You’ve always wanted to own a small business. No more working for someone else. Owning your own business means you’re working toward something bigger, building something for your family, and taking control of your financial future. It’s exciting, nerve-wracking, and scary. It’s also expensive, especially when you first start.
How do people do it? Where do they get the money? Believe it or not, some people use their homes to start their businesses.
How Home Equity is Being Used
According to information released by the U.S. Census Bureau, home equity has been used as a source of capital for nearly 300,000 businesses, or 7.3 percent of all new businesses, between 2014 and 2017. These businesses aren’t your typical home-based options you might think of. The top new businesses include accommodation, food service, retail, manufacturing, wholesale trade, and educational services.
People borrowed between $50,000 and $99,999 through home equity loans for their new businesses. The data also shows that more women than men used the equity in their home and more minorities have taken this route as well. African Americans, Asian Americans, American Indian, Alaskan Natives, and Pacific Islanders/Hawaiians use home equity loans in greater percentages than other groups.
Why Home Equity Loans?
The reasons for using a home equity loan instead of other forms of financing are as varied as the businesses people start. Although home equity loans took a deep dive during the housing market crash, they are on the rise again. Fewer homeowners are underwater. Values have climbed. People have stayed in their home long enough to rebuild their equity.
There are two types of home equity loans. The standard loan allows homeowners to borrow a lump sum amount. The other option is a home equity line of credit or HELOC. A HELOC allows a homeowner to borrow only what they need as they need it against whatever total amount they’re approved for. HELOCs tend to be popular for business owners because you only pay interest on what you borrow, and you have a period of time before you have to begin paying it back, usually around 10 years.

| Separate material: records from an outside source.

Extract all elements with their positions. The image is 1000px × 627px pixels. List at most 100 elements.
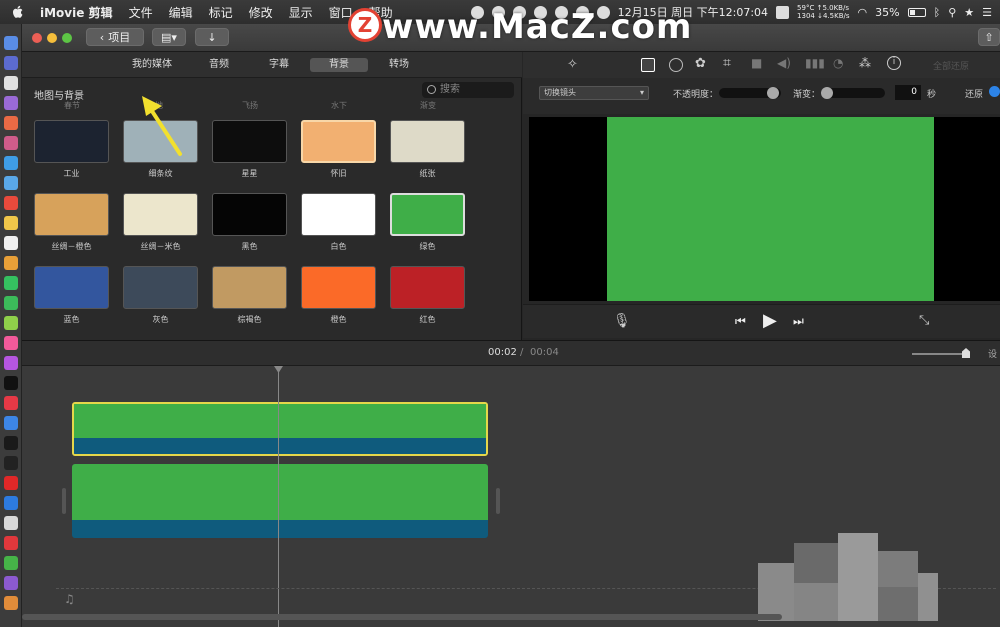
background-clip-top[interactable] [72, 402, 488, 456]
media-toggle-button[interactable]: ▤▾ [152, 28, 186, 46]
timeline[interactable]: ♫ [22, 366, 1000, 627]
menu-edit[interactable]: 编辑 [169, 4, 193, 21]
battery-percent[interactable]: 35% [875, 6, 899, 19]
display-icon[interactable] [776, 5, 790, 19]
background-thumbnail[interactable] [390, 193, 465, 236]
background-thumbnail[interactable] [34, 193, 109, 236]
dock-app-23[interactable] [4, 476, 18, 490]
battery-icon[interactable] [907, 7, 926, 17]
background-thumbnail[interactable] [212, 193, 287, 236]
reset-button[interactable]: 还原 [965, 87, 983, 100]
bluetooth-icon[interactable]: ᛒ [934, 6, 941, 19]
control-center-icon[interactable]: ★ [964, 6, 974, 19]
background-thumbnail[interactable] [390, 266, 465, 309]
magic-wand-icon[interactable]: ✧ [567, 57, 578, 72]
dock-app-2[interactable] [4, 56, 18, 70]
tab-titles[interactable]: 字幕 [262, 58, 296, 72]
apple-icon[interactable] [10, 4, 26, 20]
dock-app-28[interactable] [4, 576, 18, 590]
background-thumbnail[interactable] [123, 266, 198, 309]
tab-my-media[interactable]: 我的媒体 [126, 58, 178, 72]
fade-slider-knob[interactable] [821, 87, 833, 99]
reset-all-button[interactable]: 全部还原 [933, 59, 969, 72]
notification-icon[interactable]: ☰ [982, 6, 992, 19]
system-monitor[interactable]: 59°C ↑5.0KB/s 1304 ↓4.5KB/s [797, 4, 849, 20]
speed-icon[interactable]: ◔ [833, 56, 843, 70]
dock-app-13[interactable] [4, 276, 18, 290]
play-icon[interactable]: ▶ [763, 310, 777, 331]
info-icon[interactable]: i [887, 56, 901, 70]
background-thumbnail[interactable] [301, 193, 376, 236]
dock-app-22[interactable] [4, 456, 18, 470]
background-thumbnail[interactable] [301, 266, 376, 309]
opacity-slider[interactable] [719, 87, 781, 99]
crop-icon[interactable]: ⌗ [723, 55, 731, 71]
background-thumbnail[interactable] [301, 120, 376, 163]
dock-app-9[interactable] [4, 196, 18, 210]
dock-app-20[interactable] [4, 416, 18, 430]
menu-file[interactable]: 文件 [129, 4, 153, 21]
fade-duration-input[interactable]: 0 [895, 85, 921, 100]
equalizer-icon[interactable]: ▮▮▮ [805, 56, 825, 70]
clip-trim-handle-left[interactable] [62, 488, 66, 514]
clip-trim-handle-right[interactable] [496, 488, 500, 514]
background-thumbnail[interactable] [34, 266, 109, 309]
dock-app-18[interactable] [4, 376, 18, 390]
background-thumbnail[interactable] [212, 120, 287, 163]
skip-back-icon[interactable]: ⏮ [735, 314, 746, 329]
microphone-icon[interactable]: 🎙 [613, 313, 631, 329]
dock-app-21[interactable] [4, 436, 18, 450]
close-window-button[interactable] [32, 33, 42, 43]
stabilization-icon[interactable]: ■ [751, 56, 762, 70]
menu-mark[interactable]: 标记 [209, 4, 233, 21]
dock-app-8[interactable] [4, 176, 18, 190]
app-menu[interactable]: iMovie 剪辑 [40, 4, 113, 21]
minimize-window-button[interactable] [47, 33, 57, 43]
back-to-projects-button[interactable]: ‹ 项目 [86, 28, 144, 46]
crop-to-fill-icon[interactable] [641, 58, 655, 72]
opacity-slider-knob[interactable] [767, 87, 779, 99]
dock-app-25[interactable] [4, 516, 18, 530]
share-button[interactable]: ⇧ [978, 28, 1000, 46]
timeline-scrollbar[interactable] [22, 614, 782, 620]
dock-app-12[interactable] [4, 256, 18, 270]
dock-app-24[interactable] [4, 496, 18, 510]
wifi-icon[interactable]: ◠ [858, 6, 868, 19]
menu-view[interactable]: 显示 [289, 4, 313, 21]
dock-app-7[interactable] [4, 156, 18, 170]
dock-app-26[interactable] [4, 536, 18, 550]
fullscreen-icon[interactable]: ⤡ [919, 313, 929, 328]
dock-app-17[interactable] [4, 356, 18, 370]
dock-app-10[interactable] [4, 216, 18, 230]
skip-forward-icon[interactable]: ⏭ [793, 314, 804, 329]
dock-app-29[interactable] [4, 596, 18, 610]
dock-app-15[interactable] [4, 316, 18, 330]
dock-app-4[interactable] [4, 96, 18, 110]
dock-app-5[interactable] [4, 116, 18, 130]
reset-toggle-icon[interactable] [989, 86, 1000, 97]
dock-app-6[interactable] [4, 136, 18, 150]
dock-app-1[interactable] [4, 36, 18, 50]
zoom-window-button[interactable] [62, 33, 72, 43]
dock-app-14[interactable] [4, 296, 18, 310]
background-clip-main[interactable] [72, 464, 488, 538]
dock-app-19[interactable] [4, 396, 18, 410]
dock-app-16[interactable] [4, 336, 18, 350]
spotlight-icon[interactable]: ⚲ [948, 6, 956, 19]
background-thumbnail[interactable] [212, 266, 287, 309]
filter-icon[interactable]: ⁂ [859, 56, 871, 70]
color-balance-icon[interactable] [669, 58, 683, 72]
dock-app-3[interactable] [4, 76, 18, 90]
tab-transitions[interactable]: 转场 [382, 58, 416, 72]
viewer-preview[interactable] [529, 117, 1000, 301]
tab-audio[interactable]: 音频 [202, 58, 236, 72]
zoom-slider-knob[interactable] [962, 348, 970, 358]
dock-app-11[interactable] [4, 236, 18, 250]
playhead-marker-icon[interactable] [274, 366, 283, 373]
tab-backgrounds[interactable]: 背景 [310, 58, 368, 72]
volume-icon[interactable]: ◀) [777, 56, 791, 70]
background-thumbnail[interactable] [34, 120, 109, 163]
dock-app-27[interactable] [4, 556, 18, 570]
timeline-settings-button[interactable]: 设 [988, 347, 997, 360]
fade-slider[interactable] [821, 87, 885, 99]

Getting a Home Equity Loan
To find out if you qualify for a home equity loan and how much you can borrow, you’ll want to speak to a lender. They’ll discuss rates, fees, repayment terms, and the application process. Most lenders want you to have more than 20 percent equity in your home so that after you take out some of the equity, you still have at least 20 percent equity remaining. This may limit the amount you can borrow.
Before applying for a home equity loan, remember the money has to be paid back either over time or upon sale of your home. If you’re planning on moving soon or will use the sale of your home to help buy the next, carefully consider whether now is the right time for a home equity loan.
Being a business owner means you have to think out of the box on a regular basis. Using the equity in your home may not be common but it’s definitely effective. Talk to a lender before you commit so you know exactly what you’re getting into. Understand the terms of the loan and the realities of what it means to increase your mortgage and own a business. These decisions shouldn’t be taken lightly, but they can be rewarding.